Наш разговор не задался с самого начала – может, у меня сдали нервы? – но она уже уловила, с какой обидой в голосе я воскликнул: это для меня у тебя нет времени? Для меня? А все потому, что сказала: у меня мало времени, что тебе от меня нужно? – едва переступив порог, сразу после того, как я крикнул: входи, открыто! При ее появлении я подумал, что иначе и быть не может – когда-то в детстве я это уже видел во сне, не понимая толком, что мне снится: пустая квартира, женщина и этот ходивший ходуном от чьего-то присутствия шкафчик под сливом. И что дальше все покатится, как на американских горках в парке аттракционов – по одной узенькой колее сверху вниз, исключая тот краткий миг шаткого равновесия, который, похоже, был у нас уже позади.

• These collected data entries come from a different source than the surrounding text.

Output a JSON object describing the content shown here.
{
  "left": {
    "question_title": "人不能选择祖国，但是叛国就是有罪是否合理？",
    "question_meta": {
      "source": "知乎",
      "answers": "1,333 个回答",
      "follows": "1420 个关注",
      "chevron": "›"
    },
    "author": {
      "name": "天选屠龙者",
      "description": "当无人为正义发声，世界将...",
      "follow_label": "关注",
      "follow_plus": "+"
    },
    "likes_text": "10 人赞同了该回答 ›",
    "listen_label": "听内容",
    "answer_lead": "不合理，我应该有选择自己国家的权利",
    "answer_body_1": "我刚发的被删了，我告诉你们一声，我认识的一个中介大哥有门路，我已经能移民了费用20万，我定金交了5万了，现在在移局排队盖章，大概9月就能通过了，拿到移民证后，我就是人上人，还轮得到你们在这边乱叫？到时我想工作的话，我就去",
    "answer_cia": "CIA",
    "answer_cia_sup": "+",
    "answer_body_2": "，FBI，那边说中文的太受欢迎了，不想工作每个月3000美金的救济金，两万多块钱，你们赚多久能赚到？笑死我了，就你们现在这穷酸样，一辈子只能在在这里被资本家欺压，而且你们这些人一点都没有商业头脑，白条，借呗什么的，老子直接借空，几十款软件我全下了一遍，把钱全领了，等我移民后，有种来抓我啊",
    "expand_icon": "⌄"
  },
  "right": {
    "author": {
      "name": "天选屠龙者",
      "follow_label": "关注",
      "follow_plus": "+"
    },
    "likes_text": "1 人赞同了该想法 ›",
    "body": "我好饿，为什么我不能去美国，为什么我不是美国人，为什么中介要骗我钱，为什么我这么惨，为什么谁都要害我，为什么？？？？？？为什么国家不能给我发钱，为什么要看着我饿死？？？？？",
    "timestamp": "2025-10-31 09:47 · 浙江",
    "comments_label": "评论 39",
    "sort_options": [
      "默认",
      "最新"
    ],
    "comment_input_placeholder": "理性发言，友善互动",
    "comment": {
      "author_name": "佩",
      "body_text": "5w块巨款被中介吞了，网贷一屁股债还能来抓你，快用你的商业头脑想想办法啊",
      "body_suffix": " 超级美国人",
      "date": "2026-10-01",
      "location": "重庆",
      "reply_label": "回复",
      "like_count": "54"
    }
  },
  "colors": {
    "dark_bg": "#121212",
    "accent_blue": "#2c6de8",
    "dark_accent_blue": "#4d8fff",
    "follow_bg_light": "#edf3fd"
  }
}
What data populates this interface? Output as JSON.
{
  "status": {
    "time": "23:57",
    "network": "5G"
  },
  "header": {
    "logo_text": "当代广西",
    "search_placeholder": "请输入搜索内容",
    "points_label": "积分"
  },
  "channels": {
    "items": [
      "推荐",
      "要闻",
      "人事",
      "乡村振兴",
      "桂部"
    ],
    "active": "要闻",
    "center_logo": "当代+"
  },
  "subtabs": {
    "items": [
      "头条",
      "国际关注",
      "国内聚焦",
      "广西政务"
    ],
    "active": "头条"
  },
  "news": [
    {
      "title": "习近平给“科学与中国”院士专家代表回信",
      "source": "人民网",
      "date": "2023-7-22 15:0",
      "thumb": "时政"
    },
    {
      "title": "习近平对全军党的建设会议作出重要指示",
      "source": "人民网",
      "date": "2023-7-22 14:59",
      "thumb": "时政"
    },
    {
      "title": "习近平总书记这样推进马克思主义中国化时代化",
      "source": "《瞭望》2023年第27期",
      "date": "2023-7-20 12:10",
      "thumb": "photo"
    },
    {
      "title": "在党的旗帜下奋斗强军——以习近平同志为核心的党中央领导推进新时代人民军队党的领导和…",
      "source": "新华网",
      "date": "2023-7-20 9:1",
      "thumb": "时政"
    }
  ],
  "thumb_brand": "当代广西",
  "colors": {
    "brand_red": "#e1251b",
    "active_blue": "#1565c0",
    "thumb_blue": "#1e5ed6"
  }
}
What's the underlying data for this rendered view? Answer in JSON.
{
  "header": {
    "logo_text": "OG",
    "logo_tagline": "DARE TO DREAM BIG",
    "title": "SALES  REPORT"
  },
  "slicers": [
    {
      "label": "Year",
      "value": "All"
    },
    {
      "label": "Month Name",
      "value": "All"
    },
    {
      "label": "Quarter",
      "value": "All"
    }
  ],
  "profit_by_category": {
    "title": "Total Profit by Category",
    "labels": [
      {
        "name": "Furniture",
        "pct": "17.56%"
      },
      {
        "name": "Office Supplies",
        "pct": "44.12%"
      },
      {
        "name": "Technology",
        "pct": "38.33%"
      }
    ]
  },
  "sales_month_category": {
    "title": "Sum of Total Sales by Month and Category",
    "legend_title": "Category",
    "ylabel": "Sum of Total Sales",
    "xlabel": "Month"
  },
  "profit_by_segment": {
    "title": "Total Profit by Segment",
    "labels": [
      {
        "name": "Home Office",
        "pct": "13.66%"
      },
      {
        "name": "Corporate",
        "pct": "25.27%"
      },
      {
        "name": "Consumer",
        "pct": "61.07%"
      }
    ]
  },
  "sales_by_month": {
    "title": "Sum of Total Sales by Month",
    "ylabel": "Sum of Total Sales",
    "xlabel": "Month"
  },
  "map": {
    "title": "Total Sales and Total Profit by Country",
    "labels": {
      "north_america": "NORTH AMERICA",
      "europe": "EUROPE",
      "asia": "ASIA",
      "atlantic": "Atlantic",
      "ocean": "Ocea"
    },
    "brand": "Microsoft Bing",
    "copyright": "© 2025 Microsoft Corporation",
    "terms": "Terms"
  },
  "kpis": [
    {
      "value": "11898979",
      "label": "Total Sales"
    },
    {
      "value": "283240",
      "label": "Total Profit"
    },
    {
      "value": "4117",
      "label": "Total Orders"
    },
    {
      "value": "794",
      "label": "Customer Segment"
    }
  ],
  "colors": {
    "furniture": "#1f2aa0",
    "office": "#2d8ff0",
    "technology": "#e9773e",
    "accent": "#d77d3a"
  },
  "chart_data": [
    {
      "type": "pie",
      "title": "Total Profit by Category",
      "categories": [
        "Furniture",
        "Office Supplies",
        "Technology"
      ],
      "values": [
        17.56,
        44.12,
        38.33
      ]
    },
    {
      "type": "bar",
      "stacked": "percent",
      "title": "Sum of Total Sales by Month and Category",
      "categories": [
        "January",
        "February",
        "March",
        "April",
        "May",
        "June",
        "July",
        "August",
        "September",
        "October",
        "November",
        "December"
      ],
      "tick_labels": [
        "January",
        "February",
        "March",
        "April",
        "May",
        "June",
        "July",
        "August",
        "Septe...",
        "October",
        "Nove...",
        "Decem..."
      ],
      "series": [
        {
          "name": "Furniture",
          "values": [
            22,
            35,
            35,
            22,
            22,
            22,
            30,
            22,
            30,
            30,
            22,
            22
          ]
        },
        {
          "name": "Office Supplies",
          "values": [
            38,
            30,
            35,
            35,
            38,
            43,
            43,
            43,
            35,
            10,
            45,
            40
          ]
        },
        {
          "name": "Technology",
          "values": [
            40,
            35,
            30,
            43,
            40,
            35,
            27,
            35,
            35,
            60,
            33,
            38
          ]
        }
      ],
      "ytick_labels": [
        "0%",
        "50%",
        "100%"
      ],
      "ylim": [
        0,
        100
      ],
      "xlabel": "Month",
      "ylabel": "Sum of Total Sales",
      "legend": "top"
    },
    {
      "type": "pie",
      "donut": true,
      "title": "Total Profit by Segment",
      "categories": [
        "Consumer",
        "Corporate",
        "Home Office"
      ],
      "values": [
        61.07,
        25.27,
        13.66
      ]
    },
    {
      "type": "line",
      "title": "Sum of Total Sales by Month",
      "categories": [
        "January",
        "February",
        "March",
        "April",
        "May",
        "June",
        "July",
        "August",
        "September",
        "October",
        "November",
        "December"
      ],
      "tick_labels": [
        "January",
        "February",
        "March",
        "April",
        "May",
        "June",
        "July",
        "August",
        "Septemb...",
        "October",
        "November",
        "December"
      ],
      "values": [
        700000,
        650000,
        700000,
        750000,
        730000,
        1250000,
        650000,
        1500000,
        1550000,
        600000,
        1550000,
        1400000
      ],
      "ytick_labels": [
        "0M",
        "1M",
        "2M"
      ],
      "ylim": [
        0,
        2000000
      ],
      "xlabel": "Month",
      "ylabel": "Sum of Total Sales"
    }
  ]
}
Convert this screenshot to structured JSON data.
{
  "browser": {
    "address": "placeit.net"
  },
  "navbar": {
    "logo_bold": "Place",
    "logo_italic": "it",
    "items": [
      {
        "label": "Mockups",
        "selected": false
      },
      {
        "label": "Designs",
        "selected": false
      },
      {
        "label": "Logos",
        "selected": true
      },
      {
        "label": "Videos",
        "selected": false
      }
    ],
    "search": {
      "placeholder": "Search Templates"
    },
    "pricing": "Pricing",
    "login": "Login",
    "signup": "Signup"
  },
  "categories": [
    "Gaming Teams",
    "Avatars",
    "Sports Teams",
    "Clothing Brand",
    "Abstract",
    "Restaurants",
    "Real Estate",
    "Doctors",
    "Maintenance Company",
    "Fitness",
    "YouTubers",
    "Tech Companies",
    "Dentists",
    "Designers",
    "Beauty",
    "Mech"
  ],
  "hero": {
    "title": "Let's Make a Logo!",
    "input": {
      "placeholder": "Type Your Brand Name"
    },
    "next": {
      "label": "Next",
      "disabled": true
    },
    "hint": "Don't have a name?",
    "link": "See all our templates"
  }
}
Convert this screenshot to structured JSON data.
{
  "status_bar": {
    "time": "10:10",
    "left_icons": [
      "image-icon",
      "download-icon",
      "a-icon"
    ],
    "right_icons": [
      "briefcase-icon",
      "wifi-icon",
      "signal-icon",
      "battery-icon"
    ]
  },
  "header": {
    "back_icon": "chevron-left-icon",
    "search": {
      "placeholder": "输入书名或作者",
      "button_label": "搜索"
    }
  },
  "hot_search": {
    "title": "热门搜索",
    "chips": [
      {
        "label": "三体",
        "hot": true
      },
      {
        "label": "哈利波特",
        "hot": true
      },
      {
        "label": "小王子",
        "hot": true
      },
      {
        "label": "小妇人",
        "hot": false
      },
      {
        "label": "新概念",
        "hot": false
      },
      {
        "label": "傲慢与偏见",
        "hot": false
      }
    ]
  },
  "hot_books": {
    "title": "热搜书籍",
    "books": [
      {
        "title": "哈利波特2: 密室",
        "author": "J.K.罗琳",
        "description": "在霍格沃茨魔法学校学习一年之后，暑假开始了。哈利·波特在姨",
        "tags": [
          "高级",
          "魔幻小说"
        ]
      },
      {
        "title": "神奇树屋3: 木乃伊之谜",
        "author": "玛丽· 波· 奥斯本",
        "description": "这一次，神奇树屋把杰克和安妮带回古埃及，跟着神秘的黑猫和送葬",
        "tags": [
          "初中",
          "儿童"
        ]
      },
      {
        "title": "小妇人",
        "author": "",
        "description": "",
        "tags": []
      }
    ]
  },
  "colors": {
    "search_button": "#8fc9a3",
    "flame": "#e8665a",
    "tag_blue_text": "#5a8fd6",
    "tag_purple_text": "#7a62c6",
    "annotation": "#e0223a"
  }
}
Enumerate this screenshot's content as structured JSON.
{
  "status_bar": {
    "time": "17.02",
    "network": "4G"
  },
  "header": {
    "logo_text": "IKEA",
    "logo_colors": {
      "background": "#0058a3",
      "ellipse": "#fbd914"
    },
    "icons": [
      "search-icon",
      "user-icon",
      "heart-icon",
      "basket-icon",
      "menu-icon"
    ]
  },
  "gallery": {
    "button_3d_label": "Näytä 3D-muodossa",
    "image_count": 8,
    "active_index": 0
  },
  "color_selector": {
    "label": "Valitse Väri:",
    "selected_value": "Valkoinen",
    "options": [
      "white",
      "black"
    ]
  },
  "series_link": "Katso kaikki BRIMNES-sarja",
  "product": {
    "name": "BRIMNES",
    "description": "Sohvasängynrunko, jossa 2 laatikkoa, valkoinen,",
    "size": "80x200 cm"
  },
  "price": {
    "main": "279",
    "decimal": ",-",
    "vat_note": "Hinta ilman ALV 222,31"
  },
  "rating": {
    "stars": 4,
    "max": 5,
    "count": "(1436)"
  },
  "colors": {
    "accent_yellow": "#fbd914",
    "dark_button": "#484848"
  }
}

Окончательно же я это понял, увидев ее в дверях с раскрасневшимся, точно после бега, лицом, как если бы давно миновал назначенный час нашей встречи, но пришла-то она раньше времени, и это могло означать только одно: ее муж говорил правду. Поджидая ее, я почти верил, что он мне солгал. Я глотал горячий чай, обжигая рот, не в силах потерпеть, пока он остынет, у меня было ощущение, что Эва появится только через четверть часа; ведь мы договорились на пять. Чайник на плиту я ставил, чтобы чем-то себя занять, чтобы справиться со страхом, державшим меня на кухне, откуда я не в состоянии был уйти, хотя именно здесь страх донимал меня больше всего. Как заколдованный, я нервно кружил по пятачку перед кухонной мойкой и не смел ни на шаг отойти, а все происходило совсем как в моем детском сне, хотя в тот момент я его еще не вспомнил отчетливо. Покорно захлопнув шкафчик под сливом, я знал: как ни крути, достаточно малейшего толчка, чтобы обе створки разом распахнулись; то, что забилось внутрь, в какой-то момент на моих глазах начало вспухать, словно побежавшее тесто, теплое и клейкое, непослушными еще губами нечленораздельно мыча свою угрозу: Только посмей уйти – я убью ее, а пока так и быть посижу здесь, и полезло из меня, и, как я ни пытался его сдержать, вырвалось наружу непомерно разросшимся насекомым, похожим одновременно на обезьяну и на медведя; студенистое и блестящее сперва, оно растеклось темной лужей густой жидкости, хлынувшей из-под моих ногтей на пол. Поначалу я не мог сообразить, что происходит. Ощущая только одно: как мне больно. Больно.